Brett Reardon, Contributor

It’s rare, almost unheard of, that an off-the-air television drama can still be relevant 17 years later. Older shows often feel dated by the acting, writing or format in which it was shot; it can be boring and painful to watch them five, and even worse, 10 years later. However, David Chase’s epic television drama, “The Sopranos,” is a 17-year-old show that continues to have cultural and cinematic relevance and influence in the modern day television landscape.

During its eight-year run from 1999 to 2007, “The Sopranos” acted as an usher to the era of excellence in television drama, laying the groundwork for shows that have been released since. The show had a peak average of 18.2 million viewers in 2002 and at one point, was regarded by critics as the most groundbreaking and greatest television series on the air at the time. After nine years of being off the air, this assertion still holds true today.

It felt like a fresh breath of air after watching all 85 episodes of “The Sopranos” this past winter. The dialogue and acting are on their own level of greatness in the authenticity of James Gandolfini’s execution of Tony Soprano. The cinematography alone is comparable to the work of Martin Scorsese or Orson Welles. The slow pans of Soprano standing with New Jersey in the background are flawlessly done and each shot sets up the mood for the oncoming car scene.

This show was the first of its kind. A dramatic, serial television series chronicling the life and times of an anti-hero, or in this case, Soprano, while simultaneously revealing the problems and anxieties he suffered from.

This gave way for audience development. As audiences watched the trials and tribulations of Soprano unravel before their eyes, they were able to relate and sympathize with this type of character, setting a precedent for future shows like Showtime’s “Dexter.” Protagonist Dexter Morgan murdered his way into plot points season after season, yet audiences were taken in by the human side of this “heartless” criminal killer, curious to see how he would keep his “little secret” to himself again this time.
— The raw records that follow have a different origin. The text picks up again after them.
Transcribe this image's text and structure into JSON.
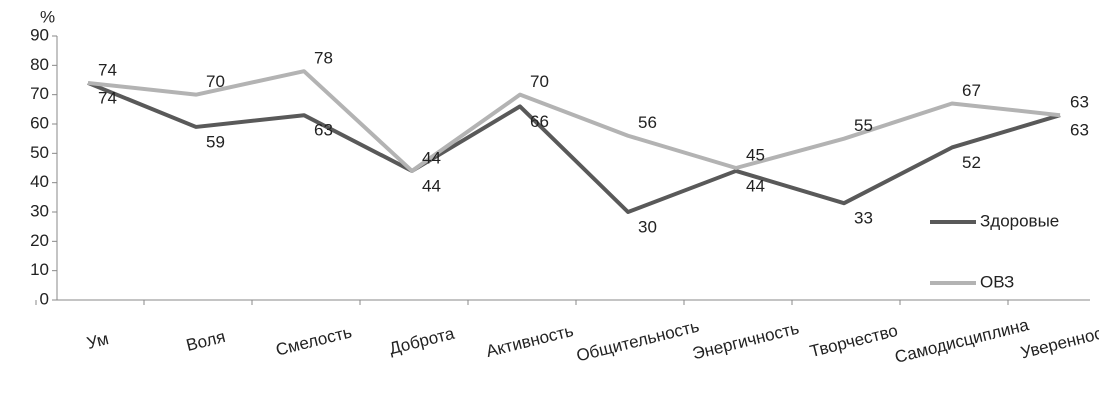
{
  "chart_data": {
    "type": "line",
    "y_unit_label": "%",
    "categories": [
      "Ум",
      "Воля",
      "Смелость",
      "Доброта",
      "Активность",
      "Общительность",
      "Энергичность",
      "Творчество",
      "Самодисциплина",
      "Уверенность"
    ],
    "series": [
      {
        "name": "Здоровые",
        "color": "#595959",
        "values": [
          74,
          59,
          63,
          44,
          66,
          30,
          44,
          33,
          52,
          63
        ]
      },
      {
        "name": "ОВЗ",
        "color": "#b3b3b3",
        "values": [
          74,
          70,
          78,
          44,
          70,
          56,
          45,
          55,
          67,
          63
        ]
      }
    ],
    "ylim": [
      0,
      90
    ],
    "yticks": [
      0,
      10,
      20,
      30,
      40,
      50,
      60,
      70,
      80,
      90
    ],
    "legend": "right"
  }
}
This format was adopted and used by critically-acclaimed shows in the characterization of their main characters, including “Mad Men’s” Don Draper and “Breaking Bad’s” Walter White. Without Tony Soprano there would be no Walter White or Don Draper. “Mad Men” series creator Matthew Weiner worked as a writer on “The Sopranos” during its run, influencing him when it came time to craft his own series.

“The Sopranos” also touched upon increasingly serious topics such as gender roles over the course of its time on television, and exploring other themes like substance abuse, tense family dynamics and mental illness, themes still relevant in many shows today.
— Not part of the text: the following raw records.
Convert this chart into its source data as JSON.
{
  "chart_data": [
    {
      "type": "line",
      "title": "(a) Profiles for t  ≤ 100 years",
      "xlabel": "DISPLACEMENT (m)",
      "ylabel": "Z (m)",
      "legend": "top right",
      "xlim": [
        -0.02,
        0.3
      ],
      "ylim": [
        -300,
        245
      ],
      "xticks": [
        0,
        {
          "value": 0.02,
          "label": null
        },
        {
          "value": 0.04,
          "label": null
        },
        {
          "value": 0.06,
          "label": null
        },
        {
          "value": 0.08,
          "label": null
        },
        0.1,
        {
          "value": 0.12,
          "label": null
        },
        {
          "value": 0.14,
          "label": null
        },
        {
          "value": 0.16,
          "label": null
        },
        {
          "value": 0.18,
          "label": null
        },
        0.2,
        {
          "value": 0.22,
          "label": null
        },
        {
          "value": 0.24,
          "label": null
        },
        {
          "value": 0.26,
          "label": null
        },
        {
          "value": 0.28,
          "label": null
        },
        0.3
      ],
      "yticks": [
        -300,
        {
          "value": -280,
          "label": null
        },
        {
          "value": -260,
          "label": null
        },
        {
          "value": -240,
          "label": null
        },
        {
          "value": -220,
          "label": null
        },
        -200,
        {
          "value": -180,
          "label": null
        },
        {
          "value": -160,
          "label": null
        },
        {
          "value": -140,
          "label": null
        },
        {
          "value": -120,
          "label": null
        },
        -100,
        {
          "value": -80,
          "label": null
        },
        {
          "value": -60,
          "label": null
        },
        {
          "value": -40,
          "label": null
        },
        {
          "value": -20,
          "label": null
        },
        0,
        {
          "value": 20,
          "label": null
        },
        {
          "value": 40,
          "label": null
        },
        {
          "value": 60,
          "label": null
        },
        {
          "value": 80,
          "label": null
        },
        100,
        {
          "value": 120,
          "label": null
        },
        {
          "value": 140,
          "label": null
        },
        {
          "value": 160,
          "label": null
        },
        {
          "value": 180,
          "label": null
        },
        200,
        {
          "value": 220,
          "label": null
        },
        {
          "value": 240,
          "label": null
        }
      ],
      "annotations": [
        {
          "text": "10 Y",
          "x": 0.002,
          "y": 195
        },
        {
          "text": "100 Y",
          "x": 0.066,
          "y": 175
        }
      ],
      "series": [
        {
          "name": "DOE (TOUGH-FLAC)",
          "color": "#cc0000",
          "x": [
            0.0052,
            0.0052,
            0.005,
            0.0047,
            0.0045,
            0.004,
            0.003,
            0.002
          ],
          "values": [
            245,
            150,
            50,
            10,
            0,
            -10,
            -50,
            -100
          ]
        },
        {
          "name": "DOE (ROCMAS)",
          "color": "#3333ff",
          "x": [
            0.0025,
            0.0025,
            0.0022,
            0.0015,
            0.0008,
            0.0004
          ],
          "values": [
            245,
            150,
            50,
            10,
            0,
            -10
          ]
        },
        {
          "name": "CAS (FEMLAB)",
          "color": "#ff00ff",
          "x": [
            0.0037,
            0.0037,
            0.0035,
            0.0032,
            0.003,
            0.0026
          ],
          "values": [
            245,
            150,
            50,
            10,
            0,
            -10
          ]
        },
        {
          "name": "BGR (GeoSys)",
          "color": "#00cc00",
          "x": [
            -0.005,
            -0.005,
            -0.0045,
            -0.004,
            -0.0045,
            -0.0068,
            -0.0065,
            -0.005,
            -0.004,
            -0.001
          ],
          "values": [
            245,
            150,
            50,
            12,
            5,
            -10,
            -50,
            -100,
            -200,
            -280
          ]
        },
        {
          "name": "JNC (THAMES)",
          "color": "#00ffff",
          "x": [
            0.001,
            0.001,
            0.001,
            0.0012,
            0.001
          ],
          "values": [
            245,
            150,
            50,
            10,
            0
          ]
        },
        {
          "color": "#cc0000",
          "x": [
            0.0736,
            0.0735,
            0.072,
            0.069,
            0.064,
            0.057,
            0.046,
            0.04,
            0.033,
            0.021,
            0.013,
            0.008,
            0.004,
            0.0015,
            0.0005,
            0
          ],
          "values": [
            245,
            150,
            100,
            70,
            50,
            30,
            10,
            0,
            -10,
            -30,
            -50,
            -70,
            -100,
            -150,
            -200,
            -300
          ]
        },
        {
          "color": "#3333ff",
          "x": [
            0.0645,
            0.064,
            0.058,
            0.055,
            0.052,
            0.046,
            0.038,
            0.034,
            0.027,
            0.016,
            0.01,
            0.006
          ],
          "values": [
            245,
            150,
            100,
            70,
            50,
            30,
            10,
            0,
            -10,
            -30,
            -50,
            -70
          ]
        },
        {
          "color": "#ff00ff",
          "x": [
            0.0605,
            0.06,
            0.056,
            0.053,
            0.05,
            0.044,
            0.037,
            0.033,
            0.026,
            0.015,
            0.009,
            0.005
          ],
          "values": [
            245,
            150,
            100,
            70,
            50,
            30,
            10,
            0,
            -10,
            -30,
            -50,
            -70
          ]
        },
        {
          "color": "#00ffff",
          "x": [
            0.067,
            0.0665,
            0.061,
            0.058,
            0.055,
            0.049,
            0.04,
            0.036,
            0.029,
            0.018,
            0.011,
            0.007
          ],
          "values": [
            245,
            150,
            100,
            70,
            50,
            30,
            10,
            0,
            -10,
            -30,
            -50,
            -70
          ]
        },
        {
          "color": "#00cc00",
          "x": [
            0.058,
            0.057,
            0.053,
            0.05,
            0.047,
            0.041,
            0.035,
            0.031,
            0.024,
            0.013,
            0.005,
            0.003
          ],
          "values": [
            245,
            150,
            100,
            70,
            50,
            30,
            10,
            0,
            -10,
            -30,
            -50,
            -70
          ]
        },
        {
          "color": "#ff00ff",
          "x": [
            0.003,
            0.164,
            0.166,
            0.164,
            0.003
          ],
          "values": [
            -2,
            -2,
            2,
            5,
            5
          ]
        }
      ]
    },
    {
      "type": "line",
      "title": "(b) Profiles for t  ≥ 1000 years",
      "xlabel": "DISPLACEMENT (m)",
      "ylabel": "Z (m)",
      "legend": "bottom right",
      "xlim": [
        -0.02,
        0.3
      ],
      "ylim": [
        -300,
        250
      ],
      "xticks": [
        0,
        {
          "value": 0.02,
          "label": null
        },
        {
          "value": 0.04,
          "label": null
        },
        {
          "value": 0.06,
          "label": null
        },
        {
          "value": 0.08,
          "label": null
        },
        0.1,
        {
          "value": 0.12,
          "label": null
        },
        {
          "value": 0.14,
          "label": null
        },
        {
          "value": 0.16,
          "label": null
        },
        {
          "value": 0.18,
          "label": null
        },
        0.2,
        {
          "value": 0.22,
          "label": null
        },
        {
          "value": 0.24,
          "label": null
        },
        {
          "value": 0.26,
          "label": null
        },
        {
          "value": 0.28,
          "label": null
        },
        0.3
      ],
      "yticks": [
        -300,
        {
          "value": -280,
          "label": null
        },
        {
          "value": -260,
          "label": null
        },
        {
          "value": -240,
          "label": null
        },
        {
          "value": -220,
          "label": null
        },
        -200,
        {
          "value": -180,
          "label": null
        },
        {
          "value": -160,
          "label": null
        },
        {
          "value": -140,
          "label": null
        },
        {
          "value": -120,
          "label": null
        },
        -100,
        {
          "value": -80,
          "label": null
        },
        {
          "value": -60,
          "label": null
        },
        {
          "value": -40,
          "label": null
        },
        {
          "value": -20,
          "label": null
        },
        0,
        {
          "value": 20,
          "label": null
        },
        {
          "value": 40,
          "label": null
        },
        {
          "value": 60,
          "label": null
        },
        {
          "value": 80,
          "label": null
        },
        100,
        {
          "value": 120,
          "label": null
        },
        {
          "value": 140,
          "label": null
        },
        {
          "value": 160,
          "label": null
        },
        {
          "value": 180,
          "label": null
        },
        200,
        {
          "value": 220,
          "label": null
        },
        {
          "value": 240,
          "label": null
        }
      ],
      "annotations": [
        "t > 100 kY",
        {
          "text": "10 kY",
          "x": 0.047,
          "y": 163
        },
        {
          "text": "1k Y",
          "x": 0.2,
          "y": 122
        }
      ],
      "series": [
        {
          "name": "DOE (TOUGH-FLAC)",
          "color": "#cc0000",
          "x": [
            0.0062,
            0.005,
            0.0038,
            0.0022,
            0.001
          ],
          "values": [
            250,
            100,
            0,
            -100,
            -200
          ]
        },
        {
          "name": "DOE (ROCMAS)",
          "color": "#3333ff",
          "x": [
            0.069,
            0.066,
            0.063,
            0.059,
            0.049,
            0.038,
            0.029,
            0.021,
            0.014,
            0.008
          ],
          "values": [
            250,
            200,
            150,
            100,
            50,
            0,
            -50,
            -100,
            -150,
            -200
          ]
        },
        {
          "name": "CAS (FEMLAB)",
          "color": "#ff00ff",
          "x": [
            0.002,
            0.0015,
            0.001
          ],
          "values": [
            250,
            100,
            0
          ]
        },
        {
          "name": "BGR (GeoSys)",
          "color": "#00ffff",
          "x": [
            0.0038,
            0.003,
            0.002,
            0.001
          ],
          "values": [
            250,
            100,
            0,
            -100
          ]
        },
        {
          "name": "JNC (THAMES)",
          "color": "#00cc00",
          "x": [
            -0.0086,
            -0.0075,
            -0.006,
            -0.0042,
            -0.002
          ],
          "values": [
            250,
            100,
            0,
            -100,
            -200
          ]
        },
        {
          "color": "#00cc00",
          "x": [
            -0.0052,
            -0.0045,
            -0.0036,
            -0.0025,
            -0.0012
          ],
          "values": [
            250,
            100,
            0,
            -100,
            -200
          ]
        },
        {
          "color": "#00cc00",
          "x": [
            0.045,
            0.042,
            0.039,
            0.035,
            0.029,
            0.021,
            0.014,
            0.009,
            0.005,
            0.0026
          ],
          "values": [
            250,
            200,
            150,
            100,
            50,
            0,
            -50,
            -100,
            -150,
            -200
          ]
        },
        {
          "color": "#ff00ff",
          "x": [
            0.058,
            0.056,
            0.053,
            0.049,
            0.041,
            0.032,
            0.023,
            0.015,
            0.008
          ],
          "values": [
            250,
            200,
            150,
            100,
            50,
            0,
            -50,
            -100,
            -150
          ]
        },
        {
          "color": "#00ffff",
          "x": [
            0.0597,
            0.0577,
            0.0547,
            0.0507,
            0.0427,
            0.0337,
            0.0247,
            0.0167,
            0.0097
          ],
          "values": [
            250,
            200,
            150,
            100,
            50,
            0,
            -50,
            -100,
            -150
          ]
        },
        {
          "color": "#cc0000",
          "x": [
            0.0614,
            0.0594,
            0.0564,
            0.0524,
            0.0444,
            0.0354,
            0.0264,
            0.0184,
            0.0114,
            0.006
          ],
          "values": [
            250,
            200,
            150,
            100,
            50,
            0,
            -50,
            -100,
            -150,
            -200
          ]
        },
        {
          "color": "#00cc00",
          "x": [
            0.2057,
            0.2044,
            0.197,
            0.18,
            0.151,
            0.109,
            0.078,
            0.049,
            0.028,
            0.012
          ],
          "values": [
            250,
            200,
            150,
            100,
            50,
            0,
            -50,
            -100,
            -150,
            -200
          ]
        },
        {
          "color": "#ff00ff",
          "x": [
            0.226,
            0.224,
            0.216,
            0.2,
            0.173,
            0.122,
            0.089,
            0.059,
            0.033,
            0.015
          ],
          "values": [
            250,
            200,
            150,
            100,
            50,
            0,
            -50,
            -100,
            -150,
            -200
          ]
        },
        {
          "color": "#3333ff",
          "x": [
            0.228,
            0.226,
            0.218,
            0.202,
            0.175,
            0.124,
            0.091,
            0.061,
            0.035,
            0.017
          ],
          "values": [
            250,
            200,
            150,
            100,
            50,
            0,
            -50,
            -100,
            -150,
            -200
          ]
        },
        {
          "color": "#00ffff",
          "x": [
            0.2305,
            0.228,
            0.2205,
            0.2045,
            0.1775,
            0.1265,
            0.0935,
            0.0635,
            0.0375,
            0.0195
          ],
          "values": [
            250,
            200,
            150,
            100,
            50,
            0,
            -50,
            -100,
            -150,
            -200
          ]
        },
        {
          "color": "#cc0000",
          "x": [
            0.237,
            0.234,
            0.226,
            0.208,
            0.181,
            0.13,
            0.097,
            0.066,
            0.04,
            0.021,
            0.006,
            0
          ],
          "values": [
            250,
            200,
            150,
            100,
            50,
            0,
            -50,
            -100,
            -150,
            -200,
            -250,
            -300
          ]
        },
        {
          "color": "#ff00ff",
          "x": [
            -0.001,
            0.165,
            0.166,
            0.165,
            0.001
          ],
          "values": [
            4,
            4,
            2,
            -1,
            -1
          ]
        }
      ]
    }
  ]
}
More recently, the Netflix original series, “House of Cards,” portrays Frank Underwood’s wife, Claire, as the anti-hero who shatters gender roles with her power in politics. She mentioned in season one that she never wanted to be coddled, and that Frank was the only one to understand that; she is modern day Lady MacBeth, urging on Frank’s ascension to power. Not only that, but she has her own agenda as well, most notably during season two when she reveals she was raped by a man who is now a high ranking military general, using this to lobby for a bill that reforms the military’s prosecution of sexual assault.

However, at the time of “The Sopranos’s” airing, such controversial themes were a first for television, which made this a bold move for the show. HBO and other premium channels such as Starz and Showtime had little to no original series on air, so there wasn’t much coverage or competition there. The sitcom hailed supreme on network cable television where the biggest drama on air was the love affair between Rachel and Ross on “Friends.” Cable was playing it safe due to FCC standards and premium networks were barren.

After the introduction of “The Sopranos,” HBO became a solace for an audience in search of movie-quality camera work, acting and writing in a television series. This set up the path for HBO to produce breathtaking series in the future like “The Wire,” “Boardwalk Empire” and “Game of Thrones,” which edged out the show for the top when it reached a peak average of 18.4 million viewers in 2014.  

Although some of the references feel a bit dated, they do not detract from the overall value and influence “The Sopranos” still holds in the world of television today. Gandolfini may be dead, but Soprano lives on forever.